Demand shock and resale fallout
Reports show resale prices for Labubu merchandise collapsing, from roughly 170,000 won to 20,000 won in some cases, signalling a sharp reset in collector enthusiasm. That hurts perceived scarcity and pricing power. This aligns with field checks that queues have shortened and turnover slowed in key channels. See coverage here: “People Lined Up Before Opening”… Resale Price Plummets.
The bloom is off the rose as the brand’s flagship IP cools. Pop Mart stock is about 40% below August peaks, mirroring the fade in secondary-market premiums and anxiety over excess supply. Analysts warn production ramp brings execution risk into 2026 if demand normalises. Background on the slide and wealth impact is detailed by Forbes: Chinese Toymaker Mogul Loses Billions.
Australian collectors helped fuel early hype, but the local resale market is thinner than Greater China. That makes price discovery slow during down cycles. Inventory could linger longer, and discounting may pressure margins. For investors, weak premiums reduce optionality for new drops. We would track Labubu demand, restock cadence, and sell-through in ANZ stores and official online channels.

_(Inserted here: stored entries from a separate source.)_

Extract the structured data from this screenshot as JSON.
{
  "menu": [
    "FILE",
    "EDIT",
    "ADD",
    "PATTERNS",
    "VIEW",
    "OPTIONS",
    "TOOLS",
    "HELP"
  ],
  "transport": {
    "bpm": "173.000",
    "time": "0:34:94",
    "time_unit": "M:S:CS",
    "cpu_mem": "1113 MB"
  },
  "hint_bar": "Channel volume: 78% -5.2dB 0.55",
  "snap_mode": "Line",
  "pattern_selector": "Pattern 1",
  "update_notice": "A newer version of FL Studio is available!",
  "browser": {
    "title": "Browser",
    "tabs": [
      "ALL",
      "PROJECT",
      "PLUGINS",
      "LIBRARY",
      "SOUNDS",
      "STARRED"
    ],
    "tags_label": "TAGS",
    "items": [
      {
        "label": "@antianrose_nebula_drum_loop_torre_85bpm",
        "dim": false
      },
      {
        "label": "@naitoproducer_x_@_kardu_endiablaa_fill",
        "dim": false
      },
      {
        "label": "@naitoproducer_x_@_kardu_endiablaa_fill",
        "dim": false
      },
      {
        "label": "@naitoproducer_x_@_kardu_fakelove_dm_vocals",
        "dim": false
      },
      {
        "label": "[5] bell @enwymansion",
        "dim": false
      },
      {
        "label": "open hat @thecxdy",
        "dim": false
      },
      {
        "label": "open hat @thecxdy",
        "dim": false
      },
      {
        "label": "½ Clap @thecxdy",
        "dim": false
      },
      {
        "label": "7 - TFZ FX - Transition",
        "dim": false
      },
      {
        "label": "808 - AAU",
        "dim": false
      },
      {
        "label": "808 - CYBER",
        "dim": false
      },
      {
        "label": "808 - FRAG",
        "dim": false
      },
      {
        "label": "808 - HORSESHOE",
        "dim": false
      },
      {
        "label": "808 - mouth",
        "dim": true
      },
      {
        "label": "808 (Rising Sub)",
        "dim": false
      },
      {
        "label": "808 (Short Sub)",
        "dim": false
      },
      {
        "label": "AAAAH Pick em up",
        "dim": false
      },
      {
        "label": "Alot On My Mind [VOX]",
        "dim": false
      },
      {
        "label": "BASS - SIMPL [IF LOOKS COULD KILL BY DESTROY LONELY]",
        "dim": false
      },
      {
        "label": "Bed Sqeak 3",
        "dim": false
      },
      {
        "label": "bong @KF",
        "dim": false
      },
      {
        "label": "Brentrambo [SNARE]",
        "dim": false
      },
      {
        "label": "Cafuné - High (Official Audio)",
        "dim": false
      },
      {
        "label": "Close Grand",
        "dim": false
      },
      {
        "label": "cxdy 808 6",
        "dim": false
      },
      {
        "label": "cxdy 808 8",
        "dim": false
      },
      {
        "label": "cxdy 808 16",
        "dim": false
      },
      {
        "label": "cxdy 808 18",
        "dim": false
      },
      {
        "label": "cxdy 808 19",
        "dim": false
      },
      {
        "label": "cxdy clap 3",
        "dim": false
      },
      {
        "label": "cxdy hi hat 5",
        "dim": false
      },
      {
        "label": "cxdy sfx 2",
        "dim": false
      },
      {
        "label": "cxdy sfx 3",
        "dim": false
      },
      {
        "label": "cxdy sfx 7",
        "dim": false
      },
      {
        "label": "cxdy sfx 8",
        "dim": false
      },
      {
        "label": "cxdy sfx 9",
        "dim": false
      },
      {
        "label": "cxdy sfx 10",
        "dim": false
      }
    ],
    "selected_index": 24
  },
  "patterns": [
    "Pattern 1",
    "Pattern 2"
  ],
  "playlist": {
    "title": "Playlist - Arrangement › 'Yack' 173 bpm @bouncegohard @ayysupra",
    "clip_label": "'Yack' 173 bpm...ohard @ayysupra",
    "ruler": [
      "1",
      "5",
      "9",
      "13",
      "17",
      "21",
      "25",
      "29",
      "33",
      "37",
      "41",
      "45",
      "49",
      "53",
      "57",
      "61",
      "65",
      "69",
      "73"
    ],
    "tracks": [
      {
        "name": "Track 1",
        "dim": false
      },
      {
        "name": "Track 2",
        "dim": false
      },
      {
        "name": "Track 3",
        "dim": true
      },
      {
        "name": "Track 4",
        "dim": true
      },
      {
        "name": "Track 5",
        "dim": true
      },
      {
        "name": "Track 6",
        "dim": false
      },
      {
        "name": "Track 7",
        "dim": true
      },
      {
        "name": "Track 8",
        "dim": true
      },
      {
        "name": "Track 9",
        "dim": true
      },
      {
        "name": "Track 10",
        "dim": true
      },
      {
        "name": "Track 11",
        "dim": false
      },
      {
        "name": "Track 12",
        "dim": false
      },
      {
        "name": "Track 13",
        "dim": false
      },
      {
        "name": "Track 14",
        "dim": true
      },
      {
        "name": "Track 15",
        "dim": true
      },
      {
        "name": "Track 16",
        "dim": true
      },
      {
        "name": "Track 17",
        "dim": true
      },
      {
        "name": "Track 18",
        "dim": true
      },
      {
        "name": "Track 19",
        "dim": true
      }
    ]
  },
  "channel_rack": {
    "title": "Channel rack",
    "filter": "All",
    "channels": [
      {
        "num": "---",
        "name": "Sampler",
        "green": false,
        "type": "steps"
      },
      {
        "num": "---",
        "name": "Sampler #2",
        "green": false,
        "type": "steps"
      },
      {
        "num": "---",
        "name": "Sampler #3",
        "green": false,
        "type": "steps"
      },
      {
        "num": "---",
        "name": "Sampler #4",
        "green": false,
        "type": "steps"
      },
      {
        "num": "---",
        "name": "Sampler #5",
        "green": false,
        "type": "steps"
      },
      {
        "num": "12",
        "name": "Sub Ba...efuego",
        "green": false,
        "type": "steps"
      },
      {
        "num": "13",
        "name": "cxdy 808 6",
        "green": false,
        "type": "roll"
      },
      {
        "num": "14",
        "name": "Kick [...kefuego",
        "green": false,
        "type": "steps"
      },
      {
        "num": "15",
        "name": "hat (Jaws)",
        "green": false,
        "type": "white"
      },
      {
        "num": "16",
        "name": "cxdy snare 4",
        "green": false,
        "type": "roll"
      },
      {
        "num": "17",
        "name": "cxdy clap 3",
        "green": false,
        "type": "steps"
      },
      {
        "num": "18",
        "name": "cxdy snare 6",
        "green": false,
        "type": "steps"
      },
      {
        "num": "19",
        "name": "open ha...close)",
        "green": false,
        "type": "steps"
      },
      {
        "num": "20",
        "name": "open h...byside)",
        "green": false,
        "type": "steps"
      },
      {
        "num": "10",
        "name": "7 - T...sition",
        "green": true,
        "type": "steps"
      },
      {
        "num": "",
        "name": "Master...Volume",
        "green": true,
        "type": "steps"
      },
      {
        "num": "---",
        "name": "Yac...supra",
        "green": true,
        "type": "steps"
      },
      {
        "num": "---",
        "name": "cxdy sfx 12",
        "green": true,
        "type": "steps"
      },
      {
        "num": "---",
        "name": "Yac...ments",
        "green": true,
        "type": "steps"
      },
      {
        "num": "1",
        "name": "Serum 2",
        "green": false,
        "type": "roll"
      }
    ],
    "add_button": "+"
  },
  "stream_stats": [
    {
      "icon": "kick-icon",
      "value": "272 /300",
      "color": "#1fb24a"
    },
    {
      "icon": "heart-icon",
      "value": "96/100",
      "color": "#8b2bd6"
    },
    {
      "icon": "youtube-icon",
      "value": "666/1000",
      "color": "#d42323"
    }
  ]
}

Deutsche view and re-rating drivers
Deutsche Bank reiterated its Hold rating with a HK$228 price target, about 14% above HK$200.2. That stance implies balanced risk and reward while the business absorbs a demand reset. The call highlights potential for stabilisation, yet also acknowledges unresolved questions on pricing power. For Pop Mart stock, execution and timing of new IP cycles will likely dictate whether shares close that gap.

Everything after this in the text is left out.